Topic: NewsBusters
As part of the Media Research Center's public relations campaign to promote the new film "For Greater Glory," about a Catholic martyr in Mexico, Scott Whitlock sneered in a June 1 NewsBusters post that any film critic who didn't like the film was nothing but an "elitist":
Elitist film critics at several big city papers, Friday, mocked the Christian-themed movie For Greater Glory as "catnip for crusaders," a movie that exploits the struggle for religious freedom with "maximum teary-eyed outrage."
Whitlock takes particular aim at Detroit News reviewer Tom Long, who in Whitlock's words "could barely hide his disinterest in the movie's subject matter." In fact, it's clear from Long's review that his complaint was that the movie gave him no reason to care:
[Director Dean Wright] succeeds in making enough noise, but what the noise is about is left pretty unclear.

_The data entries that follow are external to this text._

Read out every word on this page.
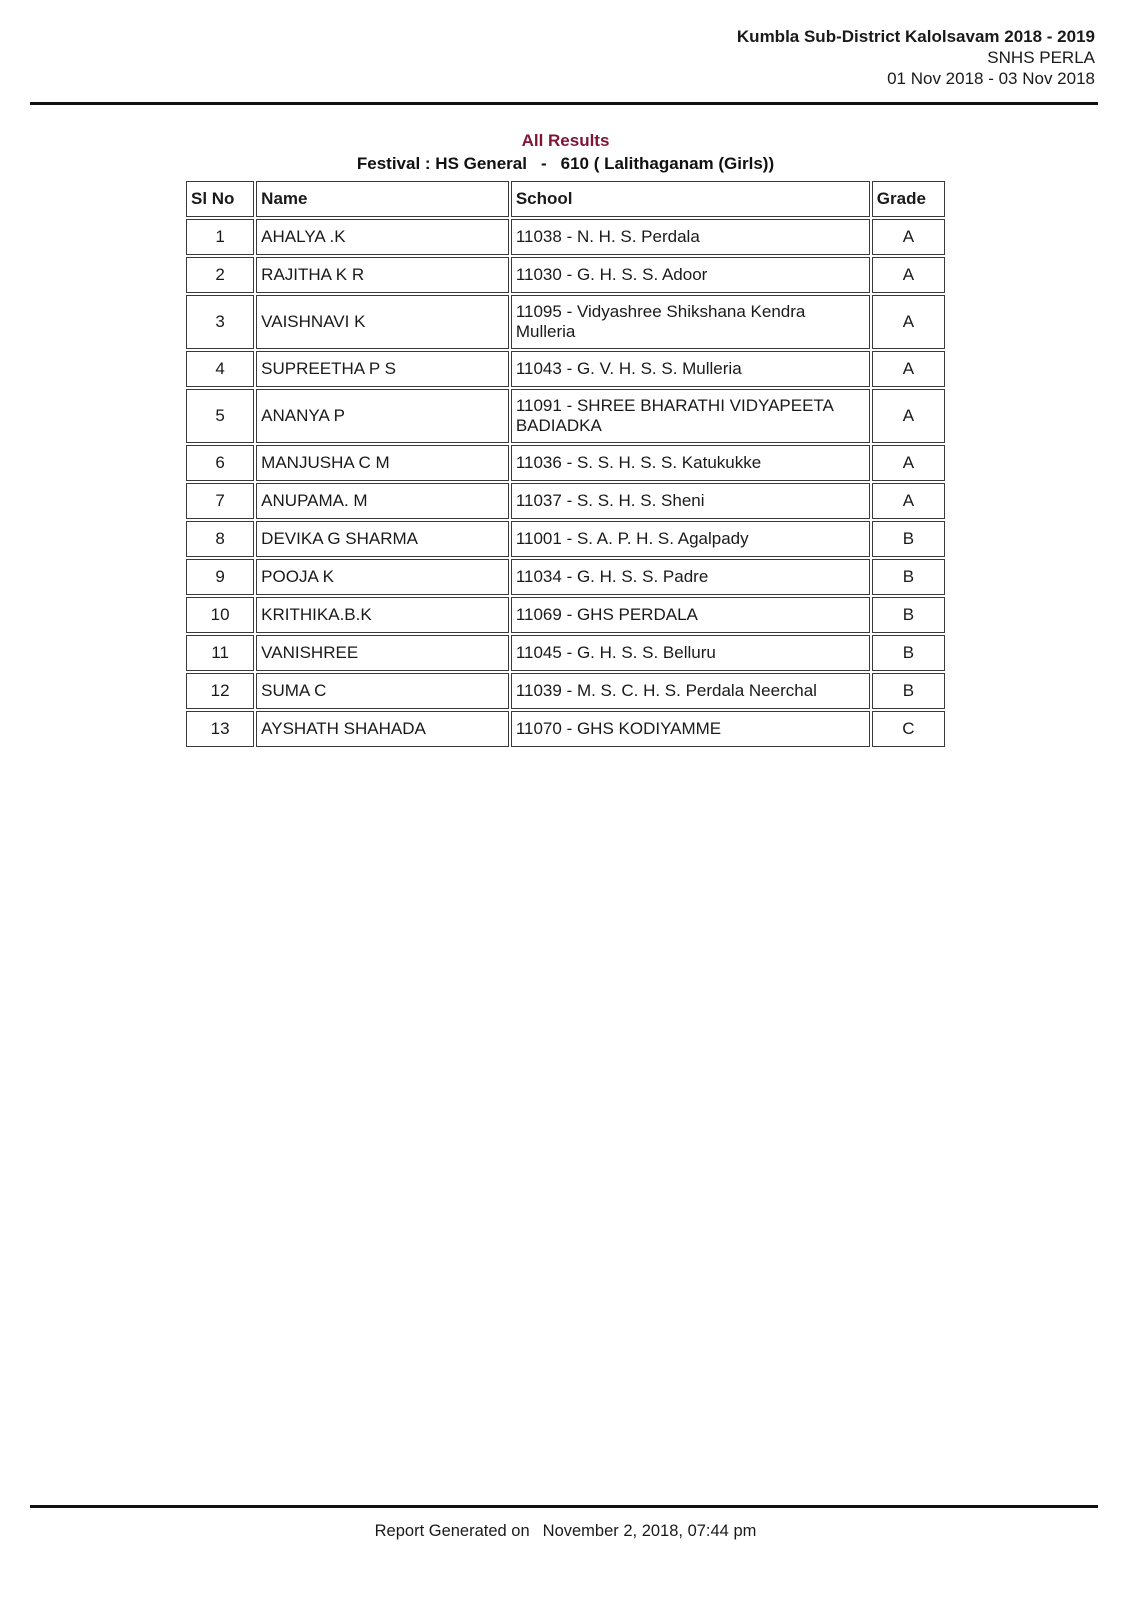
Kumbla Sub-District Kalolsavam 2018 - 2019
SNHS PERLA
01 Nov 2018 - 03 Nov 2018
All Results
Festival : HS General - 610 ( Lalithaganam (Girls))
Sl No	Name	School	Grade
1	AHALYA .K	11038 - N. H. S. Perdala	A
2	RAJITHA K R	11030 - G. H. S. S. Adoor	A
3	VAISHNAVI K	11095 - Vidyashree Shikshana Kendra Mulleria	A
4	SUPREETHA P S	11043 - G. V. H. S. S. Mulleria	A
5	ANANYA P	11091 - SHREE BHARATHI VIDYAPEETA BADIADKA	A
6	MANJUSHA C M	11036 - S. S. H. S. S. Katukukke	A
7	ANUPAMA. M	11037 - S. S. H. S. Sheni	A
8	DEVIKA G SHARMA	11001 - S. A. P. H. S. Agalpady	B
9	POOJA K	11034 - G. H. S. S. Padre	B
10	KRITHIKA.B.K	11069 - GHS PERDALA	B
11	VANISHREE	11045 - G. H. S. S. Belluru	B
12	SUMA C	11039 - M. S. C. H. S. Perdala Neerchal	B
13	AYSHATH SHAHADA	11070 - GHS KODIYAMME	C
Report Generated on November 2, 2018, 07:44 pm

Why was the Mexican government, personified by Ruben Blades as President Plutarco Elias Calles, intent on secularizing Mexico? And why do we care?
We don't much. None of the characters here really catch fire, despite a cast that includes upcomer Oscar Issac, the venerable Peter O'Toole and (briefly) Eva Longoria.
Whitlock apparently doesn't understand what film critics do, one of which is judging how effectively a film conveys its message to those outside its intended audience. If a film is simply pushing emotional buttons and building set pieces and not making an effort to make viewers not already invested in the film's agenda care about what's going on, it is a failure at a certain level.
But Whitlock any everyone else at the MRC involved in its propagandistic promotion of the film don't care such things. They care only that a message that conforms to its right-wing was delivered.